54. The container of claim 52 wherein at least 90% of the receptacles contain a composition selected from the group consisting of (a) a frozen liquid composition comprising from 1000 units/mL to 5000 units/mL of a reverse transcriptase, (b) a frozen liquid composition comprising from 10,000 units/mL to 50,000 units/mL of an RNA polymerase, and (c) a non-liquid composition comprising a reverse transcriptase or an RNA polymerase and an amount of water that is less than 0.1%, by weight, of the non-liquid composition.

55. The container of claim 52 wherein all of the receptacles contain a composition selected from the group consisting of (a) a frozen liquid composition comprising from 1000 units/mL to 5000 units/mL of a reverse transcriptase, (b) a frozen liquid composition comprising from 10,000 units/mL to 50,000 units/mL of an RNA polymerase, and (c) a non-liquid composition comprising a reverse transcriptase or an RNA polymerase and an amount of water that is less than 0.1%, by weight, of the non-liquid composition.

56. The container of claim 52 wherein at least 50% of the receptacles contain a frozen liquid composition comprising from 1000 units/mL to 5000 units/mL of a reverse transcriptase.

57. The container of claim 52 wherein at least 50% of the receptacles contain a frozen liquid composition comprising from 10,000 units/mL to 50,000 units/mL of an RNA polymerase.

58. The container of claim 52 wherein at least 50% of the receptacles contain a non-liquid composition comprising a reverse transcriptase or an RNA polymerase and an amount of water that is less than 0.1%, by weight, of the non-liquid composition.

59. The container of claim 52 wherein from 10 to 100 aliquots of the composition are disposed within from 10 to 100 receptacles.
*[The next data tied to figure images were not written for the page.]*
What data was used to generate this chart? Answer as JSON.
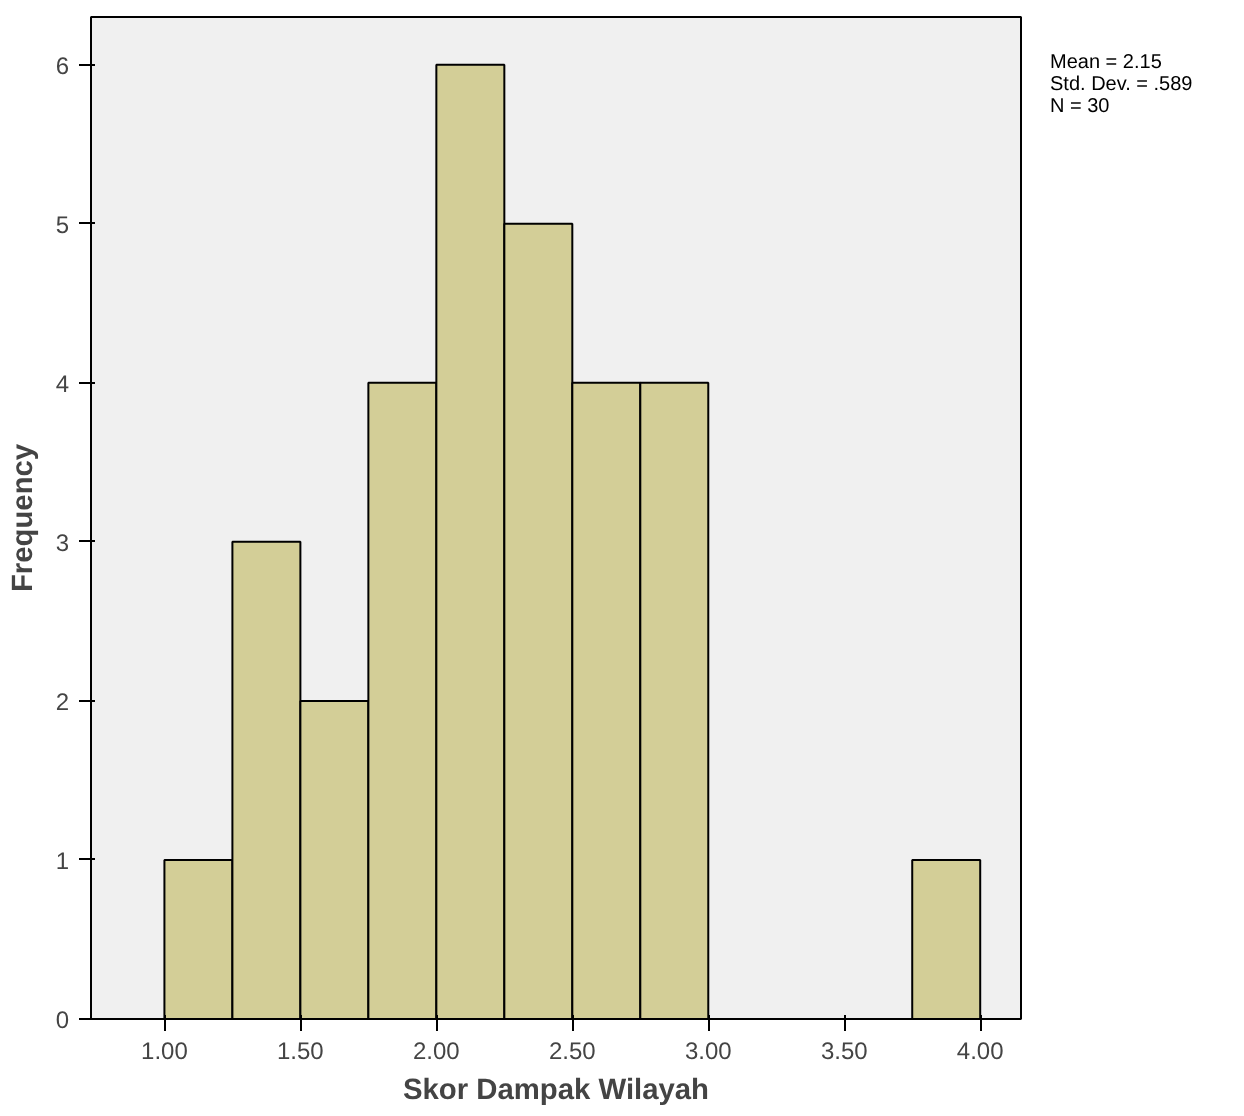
{
  "chart_data": {
    "type": "histogram",
    "xlabel": "Skor Dampak Wilayah",
    "ylabel": "Frequency",
    "bins": [
      1.0,
      1.25,
      1.5,
      1.75,
      2.0,
      2.25,
      2.5,
      2.75,
      3.0,
      3.25,
      3.5,
      3.75,
      4.0
    ],
    "values": [
      1,
      3,
      2,
      4,
      6,
      5,
      4,
      4,
      0,
      0,
      0,
      1
    ],
    "color": "#d3ce97",
    "xlim": [
      0.73,
      4.15
    ],
    "ylim": [
      0,
      6.3
    ],
    "xticks": [
      {
        "value": 1.0,
        "label": "1.00"
      },
      {
        "value": 1.5,
        "label": "1.50"
      },
      {
        "value": 2.0,
        "label": "2.00"
      },
      {
        "value": 2.5,
        "label": "2.50"
      },
      {
        "value": 3.0,
        "label": "3.00"
      },
      {
        "value": 3.5,
        "label": "3.50"
      },
      {
        "value": 4.0,
        "label": "4.00"
      }
    ],
    "yticks": [
      0,
      1,
      2,
      3,
      4,
      5,
      6
    ],
    "grid": false,
    "annotations": [
      "Mean = 2.15",
      "Std. Dev. = .589",
      "N = 30"
    ]
  }
}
60. The container of claim 52 wherein the container body consists essentially of plastic.

61. The container of claim 52 wherein the container body defines 96 receptacles, and an aliquot of the composition is present within all of the receptacles.
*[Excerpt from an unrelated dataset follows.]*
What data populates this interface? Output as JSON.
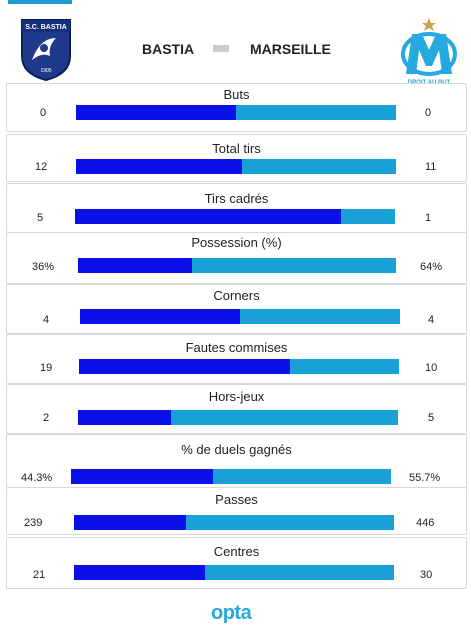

62. The container of claim 52 wherein the liquid composition comprises a Tris buffer, a potassium salt, a magnesium salt, at least two different nucleotides, an oligonucleotide, a reducing agent, from 1000 units/mL to 5000 units/mL of a reverse transcriptase.
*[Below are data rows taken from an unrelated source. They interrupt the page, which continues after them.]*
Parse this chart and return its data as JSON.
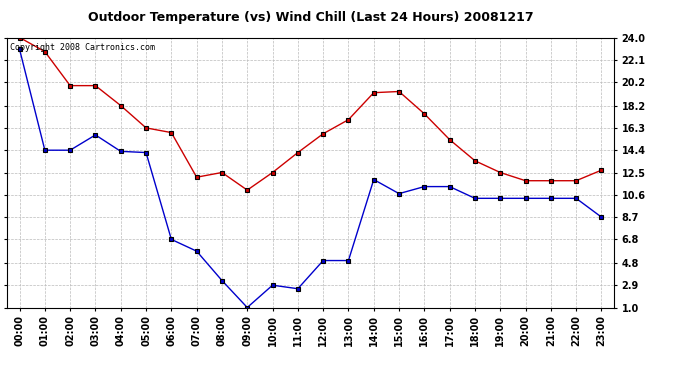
{
  "title": "Outdoor Temperature (vs) Wind Chill (Last 24 Hours) 20081217",
  "copyright_text": "Copyright 2008 Cartronics.com",
  "hours": [
    "00:00",
    "01:00",
    "02:00",
    "03:00",
    "04:00",
    "05:00",
    "06:00",
    "07:00",
    "08:00",
    "09:00",
    "10:00",
    "11:00",
    "12:00",
    "13:00",
    "14:00",
    "15:00",
    "16:00",
    "17:00",
    "18:00",
    "19:00",
    "20:00",
    "21:00",
    "22:00",
    "23:00"
  ],
  "temp_red": [
    24.0,
    22.8,
    19.9,
    19.9,
    18.2,
    16.3,
    15.9,
    12.1,
    12.5,
    11.0,
    12.5,
    14.2,
    15.8,
    17.0,
    19.3,
    19.4,
    17.5,
    15.3,
    13.5,
    12.5,
    11.8,
    11.8,
    11.8,
    12.7
  ],
  "wind_blue": [
    23.0,
    14.4,
    14.4,
    15.7,
    14.3,
    14.2,
    6.8,
    5.8,
    3.3,
    1.0,
    2.9,
    2.6,
    5.0,
    5.0,
    11.9,
    10.7,
    11.3,
    11.3,
    10.3,
    10.3,
    10.3,
    10.3,
    10.3,
    8.7
  ],
  "yticks": [
    1.0,
    2.9,
    4.8,
    6.8,
    8.7,
    10.6,
    12.5,
    14.4,
    16.3,
    18.2,
    20.2,
    22.1,
    24.0
  ],
  "ymin": 1.0,
  "ymax": 24.0,
  "bg_color": "#ffffff",
  "plot_bg_color": "#ffffff",
  "grid_color": "#bbbbbb",
  "red_color": "#cc0000",
  "blue_color": "#0000cc",
  "title_color": "#000000",
  "marker_color": "#000000",
  "title_fontsize": 9,
  "tick_fontsize": 7,
  "copyright_fontsize": 6
}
63. The container of claim 52 wherein each aliquot of the liquid composition comprises a Tris buffer, a sodium salt, a magnesium salt, at least two different nucleotides, a reducing agent, and an RNA polymerase.

64. A composition useful for synthesizing nucleic acid molecules, said composition comprising:

(a) a reverse transcriptase;

(b) a Tris buffer;

(c) a potassium salt;

(d) a magnesium salt;

(e) two different nucleotides;

(f) an oligonucleotide;

(g) a reducing agent; and

(h) an amount of water that is less than 0.1%, by weight, of the composition.

65. The composition of claim 64 comprising from 1 unit to 5 units of the reverse transcriptase.

66. The composition of claim 64 further comprising an RNase inhibitor.

67. A composition useful for synthesizing nucleic acid molecules, said composition comprising:

(a) an RNA polymerase;

(b) a Tris buffer;

(c) a sodium salt;

(d) a magnesium salt;

(e) two different nucleotides;

(f) a reducing agent; and

(g) an amount of water that is less than 0.1%, by weight, of the composition.

68. The composition of claim 67 comprising from 10 units to 50 units of the RNA polymerase.

69. The composition of claim 67 further comprising an RNase inhibitor.

70. The composition of claim 67 further comprising spermidine.

71. The composition of claim 67 further comprising an inorganic pyrophosphatase.